Ratings796
Average rating4.2
A detective is called to a New York building where a woman is sitting on a parapet hundreds of feet above the street. He tries to talk her back. She says she can't live with the memories of a second life that flood her mind. She called it FMS, False Memory Syndrome.
The woman is not alone as an increasing number of people suffer from the same thing. The detective does some off-book digging and finds evidence for the other life the woman experiences. But then he finds himself immersed in the same experience.
Recursion is a novel of repeats. Repeated lives, repeated experiences, repeated trauma. Crouch has framed this SciFi theme in a new and well thought out narrative. The science is well done but the standout for me was the character development.
The detective moves from a man running from overbearing grief to somebody intent on making sure that what he experiences stops with him.
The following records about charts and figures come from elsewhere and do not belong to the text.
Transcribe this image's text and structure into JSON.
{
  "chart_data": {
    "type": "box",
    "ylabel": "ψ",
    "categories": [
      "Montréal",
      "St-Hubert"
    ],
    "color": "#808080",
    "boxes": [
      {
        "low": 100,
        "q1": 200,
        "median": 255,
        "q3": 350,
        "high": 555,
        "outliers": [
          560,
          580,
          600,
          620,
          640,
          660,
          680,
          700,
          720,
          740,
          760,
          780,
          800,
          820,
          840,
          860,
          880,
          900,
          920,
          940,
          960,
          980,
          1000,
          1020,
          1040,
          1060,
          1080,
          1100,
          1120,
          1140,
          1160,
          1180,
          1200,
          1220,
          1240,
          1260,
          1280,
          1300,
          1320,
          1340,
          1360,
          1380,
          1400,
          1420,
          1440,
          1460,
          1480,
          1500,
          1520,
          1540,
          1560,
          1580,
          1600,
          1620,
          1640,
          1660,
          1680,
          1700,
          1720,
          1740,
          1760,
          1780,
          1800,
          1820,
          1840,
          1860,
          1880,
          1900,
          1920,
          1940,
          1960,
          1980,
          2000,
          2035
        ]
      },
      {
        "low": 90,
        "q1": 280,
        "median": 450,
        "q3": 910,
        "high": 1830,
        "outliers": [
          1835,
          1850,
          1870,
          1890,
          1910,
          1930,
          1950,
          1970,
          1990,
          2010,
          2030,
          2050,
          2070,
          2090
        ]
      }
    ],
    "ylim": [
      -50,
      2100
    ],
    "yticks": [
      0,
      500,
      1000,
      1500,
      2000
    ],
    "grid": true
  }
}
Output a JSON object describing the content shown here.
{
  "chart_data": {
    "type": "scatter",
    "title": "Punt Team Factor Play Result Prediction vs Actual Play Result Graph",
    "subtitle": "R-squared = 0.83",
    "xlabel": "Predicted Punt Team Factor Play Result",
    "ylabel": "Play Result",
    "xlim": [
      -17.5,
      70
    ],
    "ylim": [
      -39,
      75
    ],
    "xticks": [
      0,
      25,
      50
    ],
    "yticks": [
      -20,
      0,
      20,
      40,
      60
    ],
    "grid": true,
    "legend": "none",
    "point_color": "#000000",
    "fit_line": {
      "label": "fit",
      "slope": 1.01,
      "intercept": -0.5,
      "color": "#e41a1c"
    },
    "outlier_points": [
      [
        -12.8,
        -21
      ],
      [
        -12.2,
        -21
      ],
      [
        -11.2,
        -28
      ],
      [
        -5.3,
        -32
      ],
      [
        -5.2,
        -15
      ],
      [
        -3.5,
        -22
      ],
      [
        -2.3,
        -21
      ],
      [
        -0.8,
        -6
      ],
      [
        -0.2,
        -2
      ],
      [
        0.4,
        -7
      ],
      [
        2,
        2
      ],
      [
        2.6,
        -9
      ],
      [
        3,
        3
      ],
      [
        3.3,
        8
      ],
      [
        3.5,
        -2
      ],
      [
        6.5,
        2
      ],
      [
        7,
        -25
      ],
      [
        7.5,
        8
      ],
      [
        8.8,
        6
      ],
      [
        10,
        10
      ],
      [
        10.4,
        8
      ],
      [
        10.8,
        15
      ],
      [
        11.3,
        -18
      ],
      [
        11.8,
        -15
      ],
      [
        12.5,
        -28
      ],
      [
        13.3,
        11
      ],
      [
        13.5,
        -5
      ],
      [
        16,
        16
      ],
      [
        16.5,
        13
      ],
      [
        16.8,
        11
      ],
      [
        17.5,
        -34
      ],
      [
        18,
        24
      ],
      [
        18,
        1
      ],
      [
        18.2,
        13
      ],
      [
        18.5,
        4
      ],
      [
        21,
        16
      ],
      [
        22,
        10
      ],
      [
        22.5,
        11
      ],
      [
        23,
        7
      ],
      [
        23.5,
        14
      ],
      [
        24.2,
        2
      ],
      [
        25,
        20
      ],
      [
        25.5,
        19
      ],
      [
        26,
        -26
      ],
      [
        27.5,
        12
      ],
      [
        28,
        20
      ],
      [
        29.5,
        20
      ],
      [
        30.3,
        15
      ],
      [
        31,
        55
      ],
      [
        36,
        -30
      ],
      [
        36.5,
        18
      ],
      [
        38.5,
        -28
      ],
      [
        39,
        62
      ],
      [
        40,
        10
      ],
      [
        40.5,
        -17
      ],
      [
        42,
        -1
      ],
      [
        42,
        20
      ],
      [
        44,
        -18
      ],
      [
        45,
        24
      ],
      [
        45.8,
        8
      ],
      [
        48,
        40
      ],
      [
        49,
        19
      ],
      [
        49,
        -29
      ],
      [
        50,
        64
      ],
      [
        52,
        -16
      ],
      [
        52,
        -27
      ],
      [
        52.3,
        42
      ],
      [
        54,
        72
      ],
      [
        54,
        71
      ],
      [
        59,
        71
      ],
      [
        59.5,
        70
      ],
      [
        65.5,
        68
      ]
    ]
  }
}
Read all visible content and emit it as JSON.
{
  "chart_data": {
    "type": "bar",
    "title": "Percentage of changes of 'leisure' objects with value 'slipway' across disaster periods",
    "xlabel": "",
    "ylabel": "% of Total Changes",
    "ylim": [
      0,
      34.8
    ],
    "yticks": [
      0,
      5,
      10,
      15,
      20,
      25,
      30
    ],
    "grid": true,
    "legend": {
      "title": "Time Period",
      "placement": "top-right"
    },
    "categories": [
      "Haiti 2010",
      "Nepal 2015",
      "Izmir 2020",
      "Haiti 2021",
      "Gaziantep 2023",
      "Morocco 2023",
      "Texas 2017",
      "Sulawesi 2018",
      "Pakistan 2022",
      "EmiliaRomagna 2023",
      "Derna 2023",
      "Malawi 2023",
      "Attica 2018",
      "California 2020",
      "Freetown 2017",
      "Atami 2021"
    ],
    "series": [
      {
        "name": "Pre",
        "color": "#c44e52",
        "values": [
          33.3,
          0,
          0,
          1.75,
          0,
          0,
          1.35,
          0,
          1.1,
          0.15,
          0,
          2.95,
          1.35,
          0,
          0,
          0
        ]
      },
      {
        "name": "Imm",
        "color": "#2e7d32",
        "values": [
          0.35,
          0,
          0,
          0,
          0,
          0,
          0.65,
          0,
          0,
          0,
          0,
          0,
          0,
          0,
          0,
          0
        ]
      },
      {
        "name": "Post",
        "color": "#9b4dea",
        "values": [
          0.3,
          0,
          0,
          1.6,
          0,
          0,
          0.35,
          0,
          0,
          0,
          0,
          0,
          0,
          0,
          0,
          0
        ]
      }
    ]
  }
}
The scientist is driven by her mother's dementia to find a way of stopping her decline but finds herself in a high stakes battle of wits. Another character thinks he's saving the world while his ego driven desires are endangering everything.
I found myself engaging with the characters at a very personal level. They were not merely shapes on the page but people with widely shared human frailty and struggles. And the wrapping of it all in an exploration of time and memory was skillfully handled.
Recursion has earned a place with such works as the movie Primer and the novels, The Lathe of Heaven and The First Fifteen Lives of Harry August.